Verletzungspech und starke Konkurrenz: Ralf Fährmann kann sich bei den Königsblauen einfach nicht durchsetzen. Die tragische Entwicklung des Schalke-Torwarts.

Gelsenkirchen – Gerade in Zeiten, in denen beim FC Schalke 04 die Mentalität der Mannschaft regelmäßig infrage gestellt wird, sollte er ein Fels in der Brandung sein. Eine Identifikationsfigur für den S04. Doch Ralf Fährmann (32) schreibt die Misserfolgsgeschichte eines Malochers.

SpielerRalf Fährmann
Geboren27. September 1988 (32 Jahre)
VereinFC Schalke 04
Größe1,96 Meter

Ralf Fährmann beim FC Schalke 04: S04-Torwart kann sich nicht durchsetzen

Torwart Ralf Fährmann ist ein Schalker Eigengewächs. Seit 2003 spielt er bei den Königsblauen. Erst in der Knappenschmiede. Dann seit 2007 bei den Profis.

Er erlebte mit dem S04 Höhenflüge, aber auch Tiefschläge. Wobei die aktuelle Talfahrt wohl zu den schwärzesten Stunden der Königsblauen zählt. Dem S04 droht der Abstieg und ein XXL-Problem, da viele Verträge in der 2. Liga nicht gelten.

Ralf Fährmann (S04): Torwart bei Schalke spielt nur zweite Geige

Aber nicht nur der Verein durchläuft gerade eine Krise. Auch Ralf Fährmann ist wieder einmal nur Nummer zwei zwischen den Pfosten. Gesetzt ist laut S04-Trainer Manuel Baum (41) Leihgabe Frederik Rönnow (28).

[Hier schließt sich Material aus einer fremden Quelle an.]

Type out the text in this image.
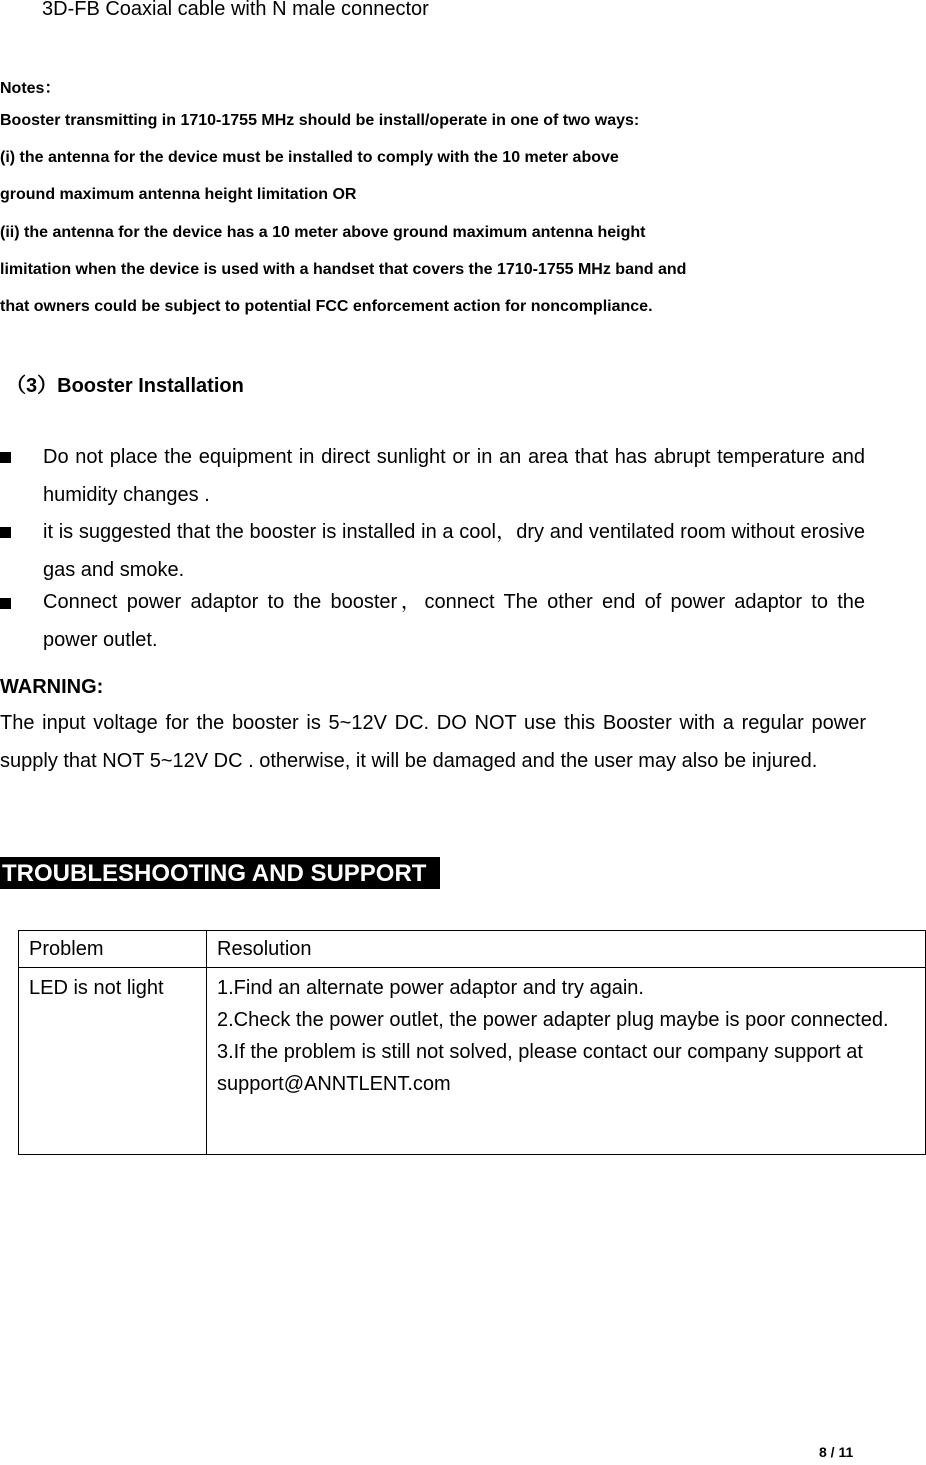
3D-FB Coaxial cable with N male connector
Notes：
Booster transmitting in 1710-1755 MHz should be install/operate in one of two ways:
(i) the antenna for the device must be installed to comply with the 10 meter above
ground maximum antenna height limitation OR
(ii) the antenna for the device has a 10 meter above ground maximum antenna height
limitation when the device is used with a handset that covers the 1710-1755 MHz band and
that owners could be subject to potential FCC enforcement action for noncompliance.
（3）Booster Installation
Do not place the equipment in direct sunlight or in an area that has abrupt temperature and humidity changes .
it is suggested that the booster is installed in a cool，dry and ventilated room without erosive gas and smoke.
Connect power adaptor to the booster，connect The other end of power adaptor to the power outlet.
WARNING:
The input voltage for the booster is 5~12V DC. DO NOT use this Booster with a regular power supply that NOT 5~12V DC . otherwise, it will be damaged and the user may also be injured.
TROUBLESHOOTING AND SUPPORT
Problem	Resolution
LED is not light	1.Find an alternate power adaptor and try again.
2.Check the power outlet, the power adapter plug maybe is poor connected.
3.If the problem is still not solved, please contact our company support at support@ANNTLENT.com
8 / 11
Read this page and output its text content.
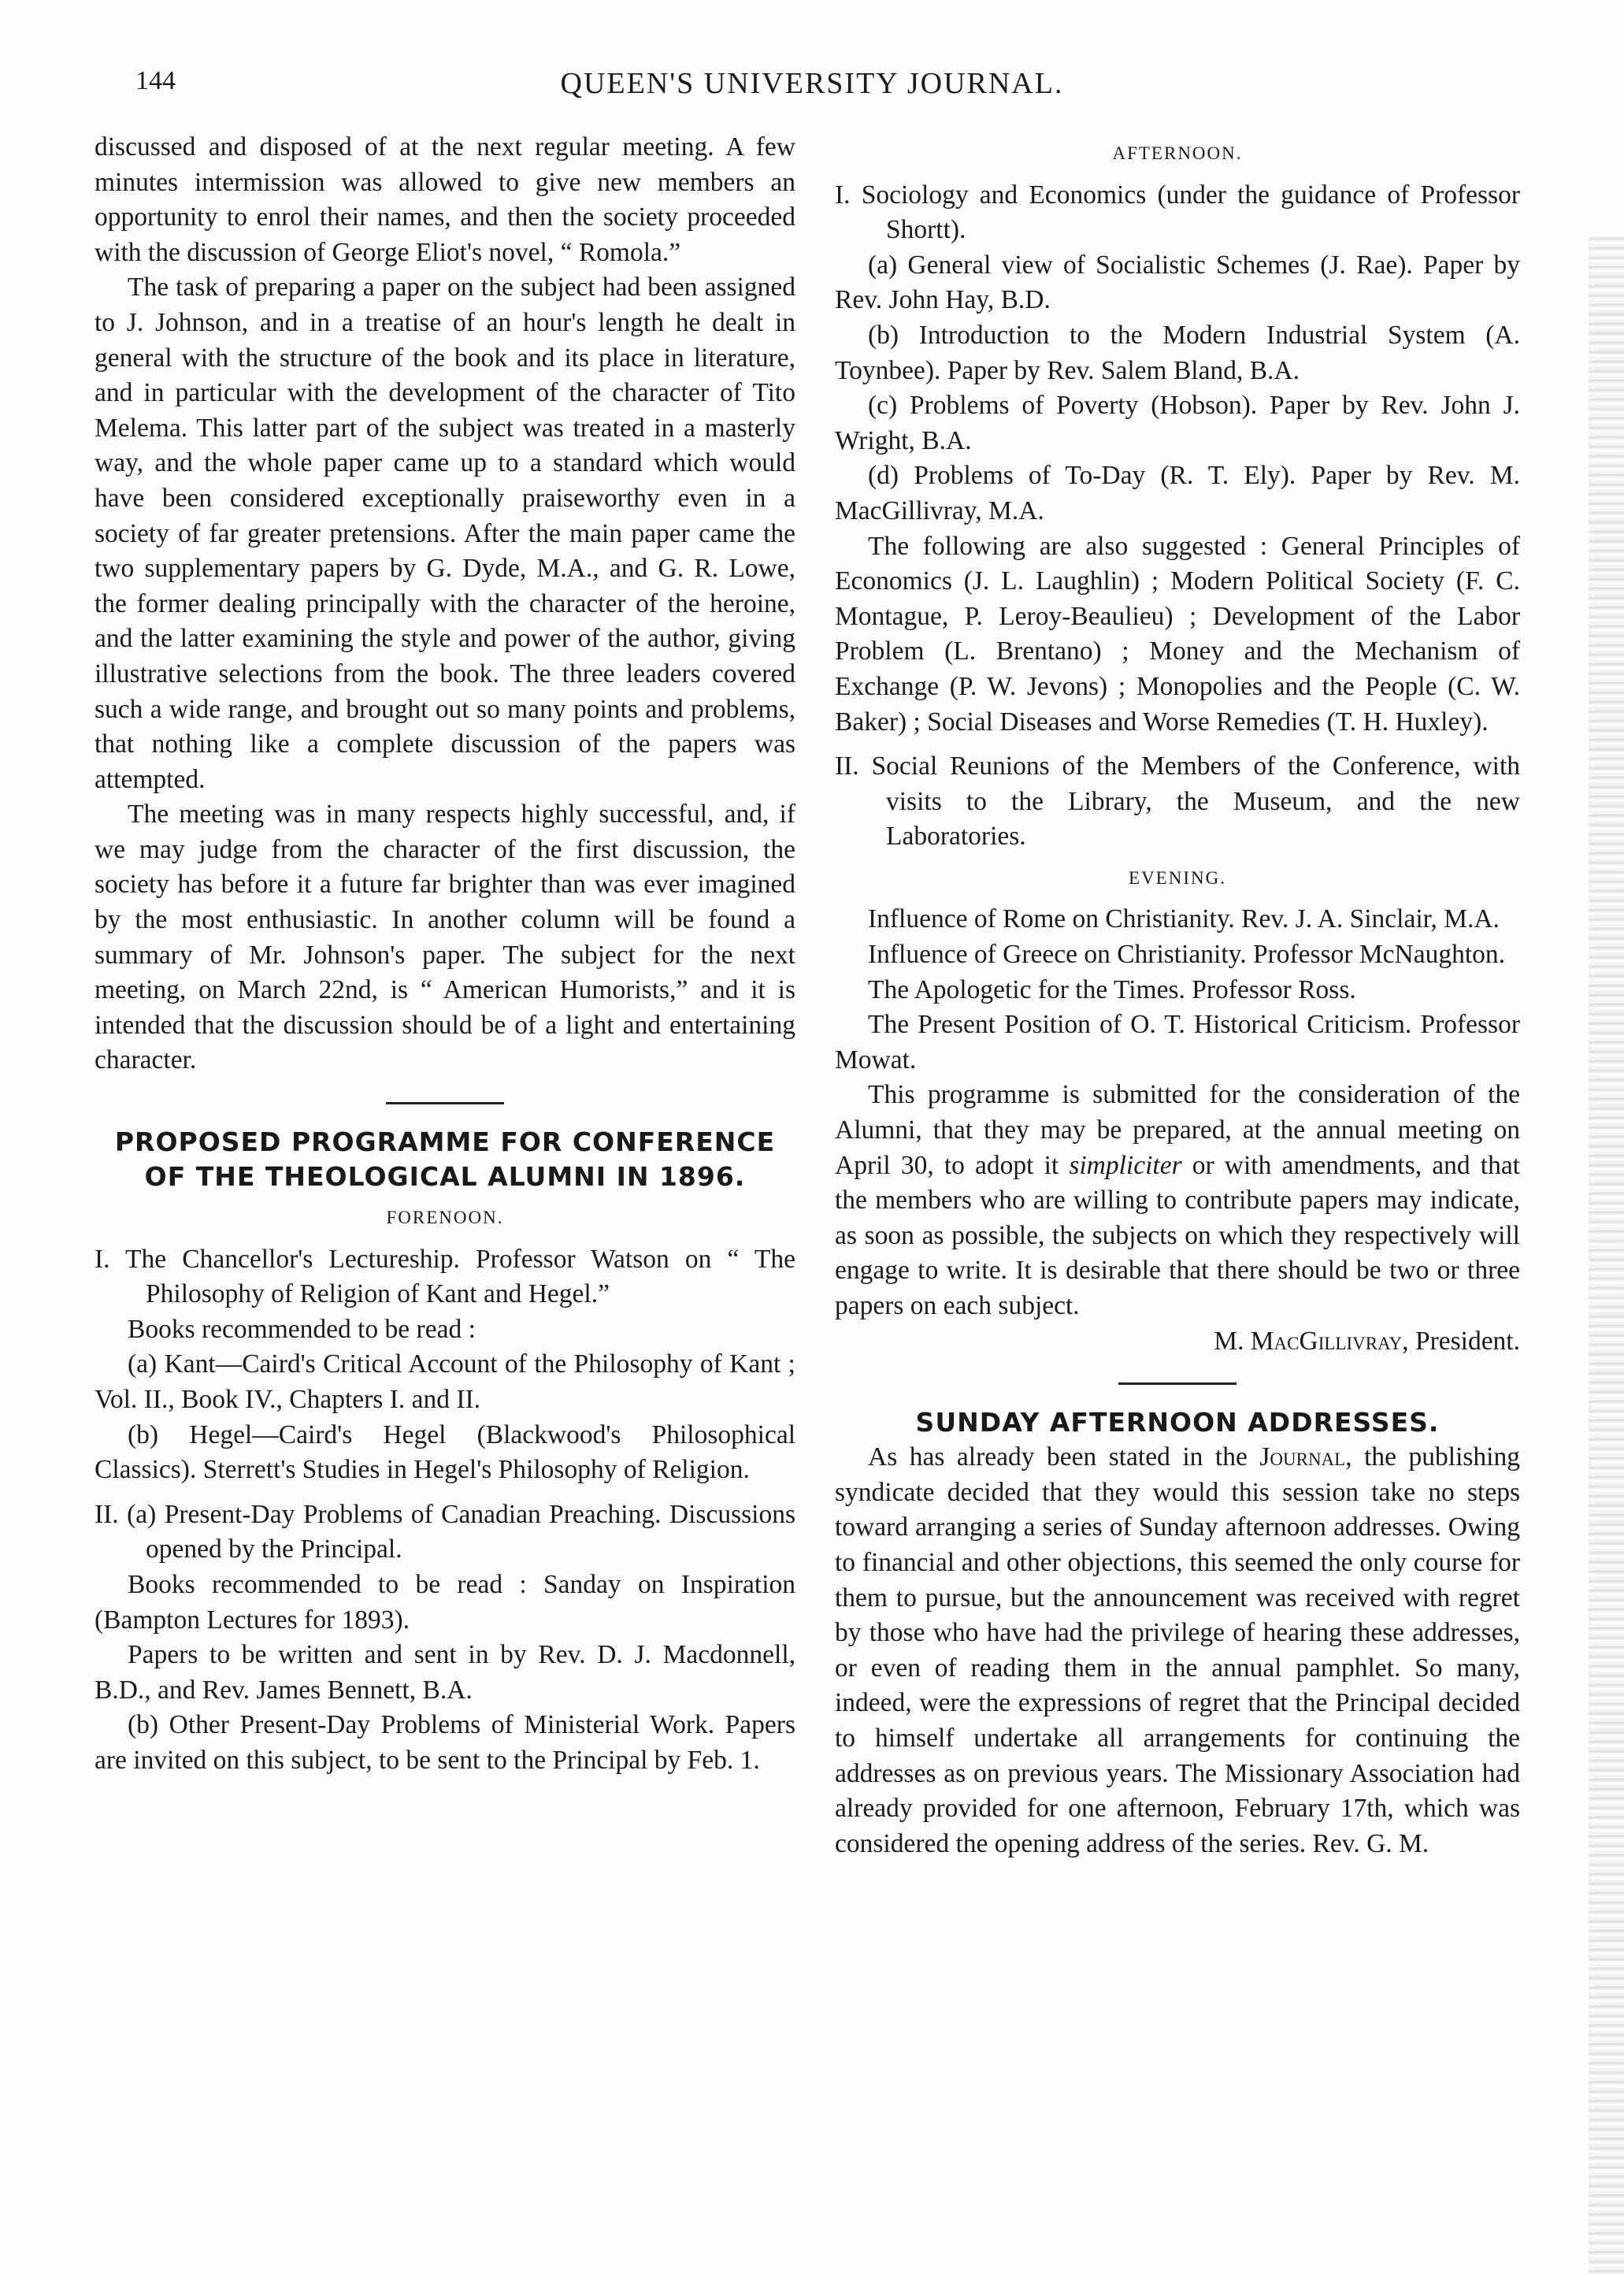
144	QUEEN'S UNIVERSITY JOURNAL.

discussed and disposed of at the next regular meeting. A few minutes intermission was allowed to give new members an opportunity to enrol their names, and then the society proceeded with the discussion of George Eliot's novel, “ Romola.”

The task of preparing a paper on the subject had been assigned to J. Johnson, and in a treatise of an hour's length he dealt in general with the structure of the book and its place in literature, and in particular with the development of the character of Tito Melema. This latter part of the subject was treated in a masterly way, and the whole paper came up to a standard which would have been considered exceptionally praiseworthy even in a society of far greater pretensions. After the main paper came the two supplementary papers by G. Dyde, M.A., and G. R. Lowe, the former dealing principally with the character of the heroine, and the latter examining the style and power of the author, giving illustrative selections from the book. The three leaders covered such a wide range, and brought out so many points and problems, that nothing like a complete discussion of the papers was attempted.

The meeting was in many respects highly successful, and, if we may judge from the character of the first discussion, the society has before it a future far brighter than was ever imagined by the most enthusiastic. In another column will be found a summary of Mr. Johnson's paper. The subject for the next meeting, on March 22nd, is “ American Humorists,” and it is intended that the discussion should be of a light and entertaining character.

PROPOSED PROGRAMME FOR CONFERENCE
OF THE THEOLOGICAL ALUMNI IN 1896.
FORENOON.

I. The Chancellor's Lectureship. Professor Watson on “ The Philosophy of Religion of Kant and Hegel.”

Books recommended to be read :

(a) Kant—Caird's Critical Account of the Philosophy of Kant ; Vol. II., Book IV., Chapters I. and II.

(b) Hegel—Caird's Hegel (Blackwood's Philosophical Classics). Sterrett's Studies in Hegel's Philosophy of Religion.

II. (a) Present-Day Problems of Canadian Preaching. Discussions opened by the Principal.

Books recommended to be read : Sanday on Inspiration (Bampton Lectures for 1893).

Papers to be written and sent in by Rev. D. J. Macdonnell, B.D., and Rev. James Bennett, B.A.

(b) Other Present-Day Problems of Ministerial Work. Papers are invited on this subject, to be sent to the Principal by Feb. 1.

AFTERNOON.

I. Sociology and Economics (under the guidance of Professor Shortt).

(a) General view of Socialistic Schemes (J. Rae). Paper by Rev. John Hay, B.D.

(b) Introduction to the Modern Industrial System (A. Toynbee). Paper by Rev. Salem Bland, B.A.

(c) Problems of Poverty (Hobson). Paper by Rev. John J. Wright, B.A.

(d) Problems of To-Day (R. T. Ely). Paper by Rev. M. MacGillivray, M.A.

The following are also suggested : General Principles of Economics (J. L. Laughlin) ; Modern Political Society (F. C. Montague, P. Leroy-Beaulieu) ; Development of the Labor Problem (L. Brentano) ; Money and the Mechanism of Exchange (P. W. Jevons) ; Monopolies and the People (C. W. Baker) ; Social Diseases and Worse Remedies (T. H. Huxley).

II. Social Reunions of the Members of the Conference, with visits to the Library, the Museum, and the new Laboratories.

EVENING.

Influence of Rome on Christianity. Rev. J. A. Sinclair, M.A.

Influence of Greece on Christianity. Professor McNaughton.

The Apologetic for the Times. Professor Ross.

The Present Position of O. T. Historical Criticism. Professor Mowat.

This programme is submitted for the consideration of the Alumni, that they may be prepared, at the annual meeting on April 30, to adopt it simpliciter or with amendments, and that the members who are willing to contribute papers may indicate, as soon as possible, the subjects on which they respectively will engage to write. It is desirable that there should be two or three papers on each subject.

M. MacGillivray, President.

SUNDAY AFTERNOON ADDRESSES.

As has already been stated in the Journal, the publishing syndicate decided that they would this session take no steps toward arranging a series of Sunday afternoon addresses. Owing to financial and other objections, this seemed the only course for them to pursue, but the announcement was received with regret by those who have had the privilege of hearing these addresses, or even of reading them in the annual pamphlet. So many, indeed, were the expressions of regret that the Principal decided to himself undertake all arrangements for continuing the addresses as on previous years. The Missionary Association had already provided for one afternoon, February 17th, which was considered the opening address of the series. Rev. G. M.
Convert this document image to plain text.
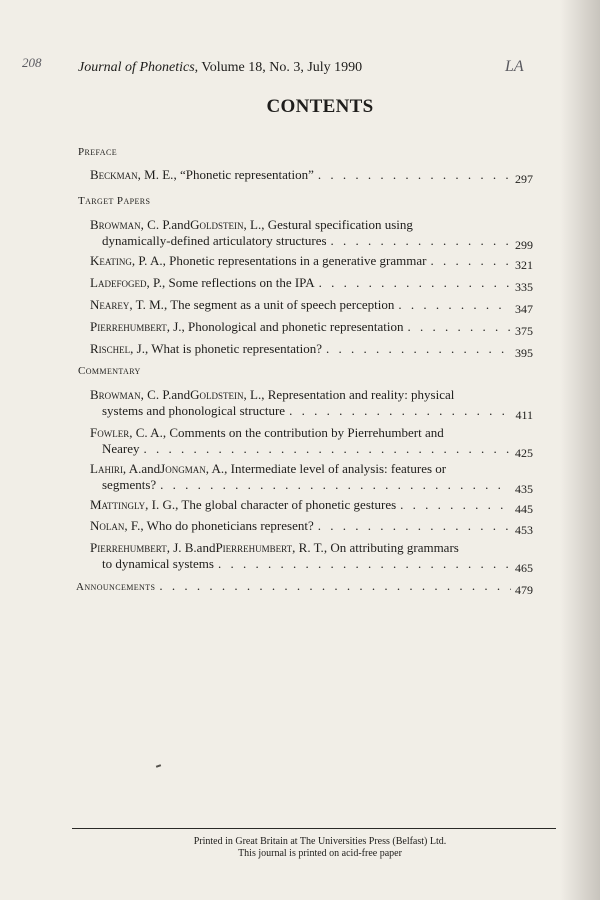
208	LA
Journal of Phonetics, Volume 18, No. 3, July 1990
CONTENTS
Preface
Beckman, M. E. , “Phonetic representation” . . .	297
Target Papers
Browman, C. P. and Goldstein, L. , Gestural specification using
dynamically-defined articulatory structures . . .	299
Keating, P. A. , Phonetic representations in a generative grammar . . .	321
Ladefoged, P. , Some reflections on the IPA . . .	335
Nearey, T. M. , The segment as a unit of speech perception . . .	347
Pierrehumbert, J. , Phonological and phonetic representation . . .	375
Rischel, J. , What is phonetic representation? . . .	395
Commentary
Browman, C. P. and Goldstein, L. , Representation and reality: physical
systems and phonological structure . . .	411
Fowler, C. A. , Comments on the contribution by Pierrehumbert and
Nearey . . .	425
Lahiri, A. and Jongman, A. , Intermediate level of analysis: features or
segments? . . .	435
Mattingly, I. G. , The global character of phonetic gestures . . .	445
Nolan, F. , Who do phoneticians represent? . . .	453
Pierrehumbert, J. B. and Pierrehumbert, R. T. , On attributing grammars
to dynamical systems . . .	465
Announcements . . .	479
Printed in Great Britain at The Universities Press (Belfast) Ltd.
This journal is printed on acid-free paper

Doch das ist nur die Spitze einer Geschichte voll Verletzungspech und Rückschlägen.

Unter den Profi-Fußballern sind die Torhüter diejenigen, die am meisten von äußeren Entwicklungen und Vorfällen abhängig sind. Es kann nur einen geben, der zwischen den Pfosten steht. Und da, wo im Feld auch durch Verletzungen und Rote Karten automatisch immer eine große Rotation entsteht, kann ein Torwart manchmal über Jahre seinen Stammplatz im Kasten haben.

Ralf Fährmann: Schalke-Torwart wird Opfer unglücklicher Umstände

Bei Ralf Fährmann sind viele unglückliche Umstände zusammengekommen. Immer wieder musste der Schalke-Torhüter auf die Ersatzbank. In seiner ersten Profisaison war er die dritte Wahl nach Stammtorhüter Manuel Neuer (34) und Ersatzmann Mathias Schober (44), dem heutigen Sportlichen Leiter der U9 bis U15.

2009 wechselte er dann zur Eintracht nach Frankfurt, konnte sich dort aufgrund von Verletzungspech aber auch nicht durchsetzen. 2011 trat Ralf Fährmann die Rückkehr zum FC Schalke 04 an. Doch seine Misere nahm kein Ende. Er verletzte sich wieder und spielte nach seiner Genesung erneut nur eine Nebenrolle.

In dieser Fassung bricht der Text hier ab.